ハードから読み解くITトレンド放談

プロセッサから見るサーバトレンド--次のXeonはどうなるか? - (page 3)

山本雅史

2017-06-30 07:00

 この他、2017年春に発表された新しいフラッシュメモリの3DXPointを利用したサーバ向けPCIExpress接続の「NVMe SSD」(Intel Optane SSD DC P4800X、Intel SSD DC P4600など)を複数台管理するIntel Volume Management Device (Intel VMD)が用意された。 Intel VMDではドライブのホットスワップがサポートされ、さらにサービスの中断を最小限に抑える「ホットプラグ」機能がサポートされている。

 また、プロセッサの内部構造に関しても、Xeon E7/E5で採用されていたリングバス(コア間を接続する高速バス)から、コアを縦横のバス(メッシュバス)で接続する。つまり、リングのようなループ構造によって接続するのではなく、縦横の2Dで接続することによってコアの配置設計を容易にする。コア数の増減などで設計が異なるような事態を解消し、設計がシンプルなXeon Processor Scalable ファミリーを実現した。Intelは、SAPのイベントで、Xeon PlatinumがXeon E7より約1.6倍高いパフォーマンスを実現しているとアナウンスしている。


SAPのイベントで発表されたフラッシュメモリの3DXPointを使用したDIMM「Intel persistent memory」。メモリソケットに挿すことで、高速かつ不揮発性を持つストレージやメモリとして利用でき、SAPのインメモリデータベースHANAのパフォーマンスを数倍にアップさせる

 このイベントでは、フラッシュメモリの3DXPointをメモリモジュールに使用した「Intel persistent memory」が発表された。Intel Optane SSD DC P4800Xなどとは異なり、PCIExpressインタフェースでストレージとして動作するのではなく、メモリインタフェースに直接挿すことができるため、メモリに近いスピードで動作する。電源を切ってもデータがそのまま保持される。これによって、インメモリデータベースなどのアプリケーションでは、ストレージを使用せずに膨大なデータを処理できるようになるため、Intel persistent memoryにはサーバのパフォーマンスを一段階アップさせるパーツとしての役割が期待されている。

 Intel persistent memoryをサポートするXeonプロセッサは、Skylake世代のXeon Platinum/Goldではなく、2018年リリース予定のCascade Lakeでサポートされる予定だ(Intel persistent memoryも2018年のリリースを予定する)。

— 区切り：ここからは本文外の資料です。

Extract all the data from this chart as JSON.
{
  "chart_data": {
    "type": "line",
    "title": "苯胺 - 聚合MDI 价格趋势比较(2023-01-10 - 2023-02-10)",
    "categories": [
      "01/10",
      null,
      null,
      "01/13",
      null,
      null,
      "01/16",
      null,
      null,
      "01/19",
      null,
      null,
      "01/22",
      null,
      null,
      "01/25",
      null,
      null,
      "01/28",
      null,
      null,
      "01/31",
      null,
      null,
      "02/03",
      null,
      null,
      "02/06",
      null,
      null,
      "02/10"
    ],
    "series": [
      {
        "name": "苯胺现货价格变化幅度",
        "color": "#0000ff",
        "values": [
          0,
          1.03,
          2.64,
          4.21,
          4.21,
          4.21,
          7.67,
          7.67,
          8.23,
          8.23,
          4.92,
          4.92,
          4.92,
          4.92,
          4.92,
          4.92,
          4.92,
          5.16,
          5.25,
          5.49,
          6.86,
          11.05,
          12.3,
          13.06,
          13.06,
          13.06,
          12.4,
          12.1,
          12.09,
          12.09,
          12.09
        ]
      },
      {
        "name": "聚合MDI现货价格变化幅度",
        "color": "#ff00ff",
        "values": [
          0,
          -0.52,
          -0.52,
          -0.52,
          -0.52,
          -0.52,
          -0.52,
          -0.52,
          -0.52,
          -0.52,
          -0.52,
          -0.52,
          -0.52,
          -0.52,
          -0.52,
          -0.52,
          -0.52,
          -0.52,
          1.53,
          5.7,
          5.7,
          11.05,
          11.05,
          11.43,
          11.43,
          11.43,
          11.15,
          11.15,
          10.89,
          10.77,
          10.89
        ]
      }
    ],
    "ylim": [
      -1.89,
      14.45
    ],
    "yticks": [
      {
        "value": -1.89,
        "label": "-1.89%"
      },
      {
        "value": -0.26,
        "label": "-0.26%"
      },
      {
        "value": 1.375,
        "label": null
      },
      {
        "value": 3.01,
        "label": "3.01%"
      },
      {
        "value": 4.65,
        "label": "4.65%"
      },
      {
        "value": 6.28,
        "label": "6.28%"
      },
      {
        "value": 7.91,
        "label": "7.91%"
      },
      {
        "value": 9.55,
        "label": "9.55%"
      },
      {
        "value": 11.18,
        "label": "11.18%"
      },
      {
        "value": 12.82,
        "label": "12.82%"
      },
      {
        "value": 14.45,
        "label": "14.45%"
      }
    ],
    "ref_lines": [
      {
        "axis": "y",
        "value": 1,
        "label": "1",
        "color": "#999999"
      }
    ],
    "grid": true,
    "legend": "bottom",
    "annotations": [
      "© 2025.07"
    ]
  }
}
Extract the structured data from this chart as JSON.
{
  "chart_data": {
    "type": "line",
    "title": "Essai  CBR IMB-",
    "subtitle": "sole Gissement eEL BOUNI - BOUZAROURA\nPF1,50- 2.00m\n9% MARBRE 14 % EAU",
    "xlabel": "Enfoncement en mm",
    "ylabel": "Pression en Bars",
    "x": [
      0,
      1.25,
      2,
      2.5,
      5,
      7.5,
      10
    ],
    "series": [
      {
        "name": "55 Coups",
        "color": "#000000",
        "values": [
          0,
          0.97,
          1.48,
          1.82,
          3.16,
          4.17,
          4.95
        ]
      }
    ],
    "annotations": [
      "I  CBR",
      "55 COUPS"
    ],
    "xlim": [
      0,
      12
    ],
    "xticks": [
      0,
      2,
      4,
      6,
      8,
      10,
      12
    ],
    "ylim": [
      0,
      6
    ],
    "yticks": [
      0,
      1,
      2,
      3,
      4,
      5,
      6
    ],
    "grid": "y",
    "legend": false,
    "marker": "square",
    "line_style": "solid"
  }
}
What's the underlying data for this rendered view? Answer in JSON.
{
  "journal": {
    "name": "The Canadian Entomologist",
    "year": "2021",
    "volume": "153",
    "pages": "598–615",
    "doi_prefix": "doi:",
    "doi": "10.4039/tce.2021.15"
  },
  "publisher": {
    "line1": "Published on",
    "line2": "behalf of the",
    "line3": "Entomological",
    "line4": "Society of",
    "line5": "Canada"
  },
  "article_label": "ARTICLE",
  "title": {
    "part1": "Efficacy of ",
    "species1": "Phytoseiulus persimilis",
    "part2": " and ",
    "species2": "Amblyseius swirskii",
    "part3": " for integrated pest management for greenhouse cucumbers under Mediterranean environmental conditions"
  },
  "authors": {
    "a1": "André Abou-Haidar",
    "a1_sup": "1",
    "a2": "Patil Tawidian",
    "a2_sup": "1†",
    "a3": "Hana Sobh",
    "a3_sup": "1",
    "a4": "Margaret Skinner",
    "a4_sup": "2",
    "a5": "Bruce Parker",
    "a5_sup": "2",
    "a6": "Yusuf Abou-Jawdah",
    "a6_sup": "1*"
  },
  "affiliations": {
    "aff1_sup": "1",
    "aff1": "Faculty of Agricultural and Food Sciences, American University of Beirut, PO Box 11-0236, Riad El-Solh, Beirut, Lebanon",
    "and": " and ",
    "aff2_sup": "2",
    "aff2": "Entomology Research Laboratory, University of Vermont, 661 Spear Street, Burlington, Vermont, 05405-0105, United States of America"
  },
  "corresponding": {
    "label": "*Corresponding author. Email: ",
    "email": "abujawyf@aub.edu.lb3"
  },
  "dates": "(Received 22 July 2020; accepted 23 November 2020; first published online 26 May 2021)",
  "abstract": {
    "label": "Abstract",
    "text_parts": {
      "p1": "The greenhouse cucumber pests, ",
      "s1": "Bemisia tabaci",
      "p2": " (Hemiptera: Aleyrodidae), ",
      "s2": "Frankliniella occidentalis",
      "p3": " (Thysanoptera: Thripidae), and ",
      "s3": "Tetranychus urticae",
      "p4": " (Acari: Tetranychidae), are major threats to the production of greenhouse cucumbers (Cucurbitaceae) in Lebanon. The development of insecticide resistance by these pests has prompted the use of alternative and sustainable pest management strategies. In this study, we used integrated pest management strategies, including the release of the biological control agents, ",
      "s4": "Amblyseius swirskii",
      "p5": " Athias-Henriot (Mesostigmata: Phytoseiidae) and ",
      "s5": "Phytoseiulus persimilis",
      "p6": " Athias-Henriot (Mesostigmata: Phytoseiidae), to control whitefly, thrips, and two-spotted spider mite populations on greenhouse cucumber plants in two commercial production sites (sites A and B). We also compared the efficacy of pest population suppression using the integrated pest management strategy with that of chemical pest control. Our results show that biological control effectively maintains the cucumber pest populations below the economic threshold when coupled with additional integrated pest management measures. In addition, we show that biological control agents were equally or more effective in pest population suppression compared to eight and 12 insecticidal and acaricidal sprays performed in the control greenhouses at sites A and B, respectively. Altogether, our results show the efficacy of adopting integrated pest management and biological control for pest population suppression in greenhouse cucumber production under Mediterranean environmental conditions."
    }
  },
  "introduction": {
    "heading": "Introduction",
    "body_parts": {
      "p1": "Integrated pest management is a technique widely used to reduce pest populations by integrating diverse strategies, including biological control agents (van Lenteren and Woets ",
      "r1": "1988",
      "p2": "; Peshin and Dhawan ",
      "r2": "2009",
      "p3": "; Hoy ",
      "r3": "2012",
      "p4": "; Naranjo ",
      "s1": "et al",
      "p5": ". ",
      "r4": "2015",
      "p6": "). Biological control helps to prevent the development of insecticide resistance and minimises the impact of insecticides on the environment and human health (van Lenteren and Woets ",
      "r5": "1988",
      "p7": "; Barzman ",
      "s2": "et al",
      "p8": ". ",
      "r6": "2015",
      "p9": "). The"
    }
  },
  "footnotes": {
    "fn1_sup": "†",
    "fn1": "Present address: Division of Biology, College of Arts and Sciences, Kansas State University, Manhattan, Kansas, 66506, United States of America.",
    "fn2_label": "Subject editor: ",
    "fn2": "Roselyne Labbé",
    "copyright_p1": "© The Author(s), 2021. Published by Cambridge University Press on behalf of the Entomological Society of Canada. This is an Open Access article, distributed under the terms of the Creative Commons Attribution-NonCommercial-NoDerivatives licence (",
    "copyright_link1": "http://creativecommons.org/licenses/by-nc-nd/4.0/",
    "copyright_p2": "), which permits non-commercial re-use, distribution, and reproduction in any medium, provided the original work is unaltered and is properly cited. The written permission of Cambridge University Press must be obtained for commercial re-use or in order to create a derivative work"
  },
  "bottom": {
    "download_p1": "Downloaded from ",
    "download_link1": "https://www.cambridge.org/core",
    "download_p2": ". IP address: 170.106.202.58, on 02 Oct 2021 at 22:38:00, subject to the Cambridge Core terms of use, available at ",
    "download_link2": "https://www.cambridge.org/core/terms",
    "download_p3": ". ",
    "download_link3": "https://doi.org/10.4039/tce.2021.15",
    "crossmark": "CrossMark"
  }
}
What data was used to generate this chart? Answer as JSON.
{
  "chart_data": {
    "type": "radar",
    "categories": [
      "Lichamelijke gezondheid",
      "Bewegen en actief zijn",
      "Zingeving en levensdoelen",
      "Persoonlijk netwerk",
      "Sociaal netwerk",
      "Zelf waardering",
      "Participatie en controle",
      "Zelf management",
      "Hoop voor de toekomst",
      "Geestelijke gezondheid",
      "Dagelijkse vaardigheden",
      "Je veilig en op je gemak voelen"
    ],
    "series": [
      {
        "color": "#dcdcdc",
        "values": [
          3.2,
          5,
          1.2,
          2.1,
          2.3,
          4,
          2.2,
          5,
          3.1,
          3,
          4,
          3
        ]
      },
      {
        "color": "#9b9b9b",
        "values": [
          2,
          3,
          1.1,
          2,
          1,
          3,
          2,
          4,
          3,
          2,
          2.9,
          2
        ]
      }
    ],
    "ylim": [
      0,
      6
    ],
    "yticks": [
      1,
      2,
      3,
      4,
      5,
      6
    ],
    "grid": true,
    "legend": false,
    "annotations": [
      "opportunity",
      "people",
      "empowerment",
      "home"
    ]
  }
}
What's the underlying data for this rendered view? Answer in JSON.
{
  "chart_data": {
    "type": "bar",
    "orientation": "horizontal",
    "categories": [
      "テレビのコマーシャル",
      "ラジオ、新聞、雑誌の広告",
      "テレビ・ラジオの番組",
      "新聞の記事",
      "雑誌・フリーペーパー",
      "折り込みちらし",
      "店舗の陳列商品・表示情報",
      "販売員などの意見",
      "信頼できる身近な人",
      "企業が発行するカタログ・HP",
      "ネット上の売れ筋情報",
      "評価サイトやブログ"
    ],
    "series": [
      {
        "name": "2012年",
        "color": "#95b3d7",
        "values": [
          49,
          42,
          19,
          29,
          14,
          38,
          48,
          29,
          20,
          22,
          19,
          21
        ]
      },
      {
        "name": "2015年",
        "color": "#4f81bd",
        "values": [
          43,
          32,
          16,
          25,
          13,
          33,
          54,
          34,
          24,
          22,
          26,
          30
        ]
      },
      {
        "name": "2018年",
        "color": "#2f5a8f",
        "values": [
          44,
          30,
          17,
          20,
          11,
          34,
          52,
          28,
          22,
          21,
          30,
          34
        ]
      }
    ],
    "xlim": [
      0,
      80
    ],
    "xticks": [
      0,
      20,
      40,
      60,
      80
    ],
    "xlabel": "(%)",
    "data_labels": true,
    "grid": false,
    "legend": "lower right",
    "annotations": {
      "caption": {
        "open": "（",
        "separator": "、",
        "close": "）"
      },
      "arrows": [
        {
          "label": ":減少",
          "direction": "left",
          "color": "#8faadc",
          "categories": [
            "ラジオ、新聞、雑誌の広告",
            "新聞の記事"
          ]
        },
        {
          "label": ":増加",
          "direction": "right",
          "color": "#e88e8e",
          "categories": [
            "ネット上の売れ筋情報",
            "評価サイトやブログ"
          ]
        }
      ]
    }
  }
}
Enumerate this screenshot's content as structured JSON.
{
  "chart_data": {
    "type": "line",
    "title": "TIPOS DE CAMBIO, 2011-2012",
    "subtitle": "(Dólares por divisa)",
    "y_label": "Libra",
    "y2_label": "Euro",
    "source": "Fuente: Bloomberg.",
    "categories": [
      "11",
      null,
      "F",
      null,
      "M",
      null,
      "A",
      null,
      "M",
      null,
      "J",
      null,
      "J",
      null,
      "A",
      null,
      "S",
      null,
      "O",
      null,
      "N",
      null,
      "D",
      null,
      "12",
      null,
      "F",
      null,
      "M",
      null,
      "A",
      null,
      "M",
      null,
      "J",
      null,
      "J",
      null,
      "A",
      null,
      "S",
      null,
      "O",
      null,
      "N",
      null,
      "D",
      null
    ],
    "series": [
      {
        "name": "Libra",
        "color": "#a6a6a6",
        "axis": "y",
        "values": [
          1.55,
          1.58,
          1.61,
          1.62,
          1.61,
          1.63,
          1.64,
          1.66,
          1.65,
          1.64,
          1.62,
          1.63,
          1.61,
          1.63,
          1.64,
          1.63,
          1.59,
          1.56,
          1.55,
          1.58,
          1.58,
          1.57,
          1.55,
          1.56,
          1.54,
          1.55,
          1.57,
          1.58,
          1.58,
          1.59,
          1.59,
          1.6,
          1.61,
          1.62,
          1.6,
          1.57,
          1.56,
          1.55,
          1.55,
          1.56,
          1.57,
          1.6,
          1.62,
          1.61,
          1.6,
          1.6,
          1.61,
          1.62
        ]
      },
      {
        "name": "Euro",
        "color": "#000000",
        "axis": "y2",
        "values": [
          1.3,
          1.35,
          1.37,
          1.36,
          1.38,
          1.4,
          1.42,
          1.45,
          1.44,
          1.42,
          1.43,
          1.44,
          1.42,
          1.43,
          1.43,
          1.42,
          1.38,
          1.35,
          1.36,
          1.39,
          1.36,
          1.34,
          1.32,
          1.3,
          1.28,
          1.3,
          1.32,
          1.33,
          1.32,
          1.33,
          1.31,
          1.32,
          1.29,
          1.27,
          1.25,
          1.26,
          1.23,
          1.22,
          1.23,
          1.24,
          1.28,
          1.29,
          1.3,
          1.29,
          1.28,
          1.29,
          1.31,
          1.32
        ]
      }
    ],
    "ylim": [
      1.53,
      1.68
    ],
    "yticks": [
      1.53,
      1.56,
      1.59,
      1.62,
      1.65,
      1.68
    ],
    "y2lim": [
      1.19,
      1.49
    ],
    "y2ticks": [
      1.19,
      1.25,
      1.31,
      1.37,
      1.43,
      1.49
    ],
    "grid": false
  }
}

 現時点でCascade Lakeに関する情報はほとんどない。コンシューマー向けプロセッサには、第7世代のKabylake世代がリリースされ、次世代としてはCoffeeLakeが用意されている(Kabylakeよりも30%パフォーマンスがアップすると発表されている)。

 こうした動向をみれば、サーバ向けのCascade Lakeは、コンシューマー向けプロセッサとは異なる製品になるかもしれない。コアのアーキテクチャなどでコンシューマー向けとサーバ向けに大きな違いを出すことはできないため、サーバ用途で必要な命令セットや機能を取り入れたモノを、Cascade Lakeというコード名にしているのかもしれない。今後は、コンシューマー向けとサーバ向けで、必要とされる機能が異なっていくため、コアのデザインも分かれていくことも予想される。